The tricky part will be figuring out how to package myriad events and how to charge for them.

NBC, I’ll save you millions of dollars and tell you the answer: Set up a TV schedule that lists exactly when events occur so that a Tivo or other recording device can record only the sports I want to watch. Then upload every single event as separate clips online, so I can watch everything.

Should viewers have to subscribe to the entire Games? Might they be able to order specific events or days? And how can the IOC protect itself against piracy in a wide-open medium?

Another free answer: a one-time fee for access to everything.
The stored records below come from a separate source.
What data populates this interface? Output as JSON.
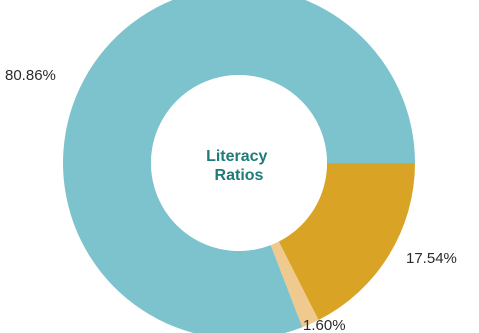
{
  "chart_data": {
    "type": "pie",
    "variant": "donut",
    "center_title_lines": [
      "Literacy",
      "Ratios"
    ],
    "slices": [
      {
        "value": 17.54,
        "label": "17.54%",
        "color": "#d9a325"
      },
      {
        "value": 1.6,
        "label": "1.60%",
        "color": "#f0c98f"
      },
      {
        "value": 80.86,
        "label": "80.86%",
        "color": "#7dc3ce"
      }
    ],
    "start_angle_deg": 0,
    "direction": "clockwise"
  },
  "colors": {
    "title": "#1e7b76",
    "background": "#ffffff"
  }
}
It should cost 10$. After I pay my 10$ I can download and stream every single clip of every athlete in every event. Piracy will be a non-issue if you make it work on all three major platforms, provide decent resolution, and make it painless to search for whatever I want. Customizable, authenticated RSS feeds with enclosures would mean I could download just Jamaican Bobsledders, or only Sasha Cohen. This is all doable right now.

“It’s an incredible challenge and an incredible burden,” Carter said.

In light of television ratings the last two weeks, it might be a challenge worth facing.

“For generations, the media has supplied [the Olympics] on their own terms,” Carter said. “Now consumers are demanding how they want it, and it’s about time the industry woke up.”

The crazy thing about this discussion is that it’s only happening after the Olympics, after the poor ratings that everyone predicted. Everyone knew the Olympics were going to bomb, and they did. How bad are the ratings going to have to get until NBC decides to try something different? Or will we have to wait until someone else buys the Olympics rights before anything changes?